S&P, a global research firm, in a report obtained by Ripples Nigeria on Monday, said the readiness of the country to have substantial refined fuel is dependent on the Dangote refinery coming on stream. Still, even after the operation commences, it will not reach its 650,000 production capacity at the end of 2024.

So, while the refinery will enable Nigeria to refine some of its products in the country, the largest crude oil producer will still be largely dependent on European countries to meet its fuel consumption needs.

However, the dependency on European countries might be affected by the European Union (EU) embargo slammed on Russian oil, which is the major supplier to the European continent.

The embargo will cut the volume of oil supplied to the European continent – where Russia’s oil and gas previously accounted for about 40 per cent or half of Vladimir Putin’s total commodity – as a result, the volume of refined oil for export out of EU nations to the global market and Nigeria will drop.

In response, the current fuel scarcity in Nigeria will linger, as NNPC, the sole importer of fuel into the African nation, will have lesser fuel to import.

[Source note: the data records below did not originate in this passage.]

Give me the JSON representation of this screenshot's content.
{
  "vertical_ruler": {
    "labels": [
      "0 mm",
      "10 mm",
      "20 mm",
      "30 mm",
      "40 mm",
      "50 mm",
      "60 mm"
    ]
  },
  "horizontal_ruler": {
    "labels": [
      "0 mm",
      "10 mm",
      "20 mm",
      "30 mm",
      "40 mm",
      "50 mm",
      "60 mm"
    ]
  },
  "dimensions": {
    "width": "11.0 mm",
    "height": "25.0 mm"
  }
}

Read also:Naira, fuel scarcity contrived to stop Tinubu from becoming president —Gbajabiamila

In the report titled; “Africa energy review and outlook 2022-23: Turbulence on the road to recovery”, S&P stated, “On the supply side, Sub-Saharan Africa lacks sufficient refining capacity and therefore is highly dependent on imports. In particular, the region needs to import nearly 700,000 b/d of diesel, which is 80% of its needs.

“This gap has grown considerably since 2020 when a wave of refinery closures swept the region and slashed domestic supply. Most notably, in 2022 South Africa lost the third of its five refineries; consequently, only 35% of its refining capacity is operational. There is a possibility for additional domestic supply in the immediate term, but this hinges on the restart of South Africa’s Astron refinery.

“Nigeria’s Dangote refinery, once online, is expected to provide substantial additional volumes that will relieve pressure from supply constraints across the region.

“But the giant greenfield refinery still has a ways to go. It is expected to come onstream only after the fourth quarter of 2023 and not reach full capacity before the end of 2024.

“Moreover, in 2023 the global market is forecast to remain tight, with disruptions anticipated owing to the expected embargo on Russian exports,” the report reads.